Efficient Protoplast Isolation and PEG-mediated Transformation protocols for blueberry Vaccinium corymbosum

Abstract

The blueberry is an important commercial fruit tree with high nutritional value in its fruit. Due to the complexity of its ploidy, genetic improvement in blueberry faces challenges such as difficult genetic transformation and low efficiency. Protoplasts can be used as efficient recipients for transient transformation and serve as important tools for gene function and editing. However, no one has reported a protoplast transformation system in blueberries. In this study, we established an efficient system for the isolation and transient transformation of blueberry protoplasts. The 30-day culture of callus from leaf discs was selected as the optimum callus for the isolation of protoplasts with the highest yield and viability. The callus was then incubated in an enzymolysis solution containing 1.2 % (w/v) Cellulase R-10, 0.8 % (w/v) Macerozyme R-10, and 0.5 M d-mannitol under dark for 5 h, and the protoplast yield obtained was 2.95×10⁶ g⁻¹ (FW) with 90.4 % viability.

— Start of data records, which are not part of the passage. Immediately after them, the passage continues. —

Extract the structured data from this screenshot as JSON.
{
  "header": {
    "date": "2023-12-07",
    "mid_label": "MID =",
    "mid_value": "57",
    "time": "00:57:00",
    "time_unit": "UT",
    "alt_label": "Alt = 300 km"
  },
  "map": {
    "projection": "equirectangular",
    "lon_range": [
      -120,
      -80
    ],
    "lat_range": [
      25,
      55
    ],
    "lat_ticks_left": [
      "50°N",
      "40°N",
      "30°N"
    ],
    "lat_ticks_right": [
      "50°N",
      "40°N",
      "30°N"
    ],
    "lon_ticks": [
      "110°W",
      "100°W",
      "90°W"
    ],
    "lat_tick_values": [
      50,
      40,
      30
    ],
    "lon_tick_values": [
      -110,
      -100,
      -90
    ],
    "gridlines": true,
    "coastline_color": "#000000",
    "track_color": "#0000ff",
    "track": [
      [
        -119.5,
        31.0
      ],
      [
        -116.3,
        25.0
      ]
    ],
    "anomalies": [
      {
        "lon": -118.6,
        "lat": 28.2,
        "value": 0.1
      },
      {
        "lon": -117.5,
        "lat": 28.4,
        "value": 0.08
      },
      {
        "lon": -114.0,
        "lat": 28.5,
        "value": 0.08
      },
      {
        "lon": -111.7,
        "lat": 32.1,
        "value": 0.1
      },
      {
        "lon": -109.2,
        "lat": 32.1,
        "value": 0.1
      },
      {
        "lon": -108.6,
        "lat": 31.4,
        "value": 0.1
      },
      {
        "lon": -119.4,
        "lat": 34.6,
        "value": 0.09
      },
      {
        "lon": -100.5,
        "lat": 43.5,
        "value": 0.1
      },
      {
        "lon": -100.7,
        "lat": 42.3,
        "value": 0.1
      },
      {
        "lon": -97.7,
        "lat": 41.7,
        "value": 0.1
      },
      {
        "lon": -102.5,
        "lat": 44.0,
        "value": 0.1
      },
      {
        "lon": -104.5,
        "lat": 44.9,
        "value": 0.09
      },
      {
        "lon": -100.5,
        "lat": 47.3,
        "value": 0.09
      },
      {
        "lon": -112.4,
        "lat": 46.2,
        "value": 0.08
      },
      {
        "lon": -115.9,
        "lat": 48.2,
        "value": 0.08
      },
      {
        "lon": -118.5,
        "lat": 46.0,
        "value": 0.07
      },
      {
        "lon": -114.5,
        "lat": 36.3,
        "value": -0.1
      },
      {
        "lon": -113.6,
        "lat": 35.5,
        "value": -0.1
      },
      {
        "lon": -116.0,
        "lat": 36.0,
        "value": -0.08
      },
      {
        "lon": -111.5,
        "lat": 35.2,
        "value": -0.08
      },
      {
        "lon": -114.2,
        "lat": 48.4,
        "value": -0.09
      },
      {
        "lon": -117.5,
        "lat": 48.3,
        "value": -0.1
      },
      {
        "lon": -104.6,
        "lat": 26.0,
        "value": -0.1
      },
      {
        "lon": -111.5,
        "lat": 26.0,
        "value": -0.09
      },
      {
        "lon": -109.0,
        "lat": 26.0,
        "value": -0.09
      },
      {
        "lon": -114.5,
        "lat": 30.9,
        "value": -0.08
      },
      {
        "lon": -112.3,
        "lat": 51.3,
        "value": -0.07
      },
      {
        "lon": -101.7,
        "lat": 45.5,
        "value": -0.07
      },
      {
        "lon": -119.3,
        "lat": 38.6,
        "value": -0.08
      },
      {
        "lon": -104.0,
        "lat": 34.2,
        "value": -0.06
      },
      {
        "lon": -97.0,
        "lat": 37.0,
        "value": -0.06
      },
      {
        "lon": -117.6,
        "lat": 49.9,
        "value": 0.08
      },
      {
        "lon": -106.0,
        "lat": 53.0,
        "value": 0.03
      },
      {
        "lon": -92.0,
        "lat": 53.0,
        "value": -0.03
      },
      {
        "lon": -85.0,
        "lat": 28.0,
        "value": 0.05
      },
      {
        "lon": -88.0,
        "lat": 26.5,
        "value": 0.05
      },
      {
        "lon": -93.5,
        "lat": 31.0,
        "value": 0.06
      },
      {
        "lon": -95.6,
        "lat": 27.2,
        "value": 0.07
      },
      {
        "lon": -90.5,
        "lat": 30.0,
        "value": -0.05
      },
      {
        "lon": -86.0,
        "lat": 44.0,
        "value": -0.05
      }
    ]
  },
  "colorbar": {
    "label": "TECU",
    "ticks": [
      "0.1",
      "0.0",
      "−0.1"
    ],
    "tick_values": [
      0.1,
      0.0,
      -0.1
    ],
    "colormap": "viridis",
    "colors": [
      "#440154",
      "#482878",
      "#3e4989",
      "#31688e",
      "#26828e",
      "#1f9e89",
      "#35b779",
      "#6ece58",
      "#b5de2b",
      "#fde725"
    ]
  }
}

Furthermore, by optimizing various transformation conditions, a transformation efficiency of 40.4 % was achieved when 35–40 μg plasmids were mixed with 100 μL protoplasts and incubated with 45 % (w/v) PEG in the dark for 35 min. Additionally, the results of VcHKT1;1 subcellular localization further verified the reliability of this system. Overall, our study reports a highly efficient system for isolation and transient transformation of blueberry protoplasts and provides crucial technical support for the exploration of blueberry physiology and molecular mechanism, as well as promising prospects for blueberry breeding.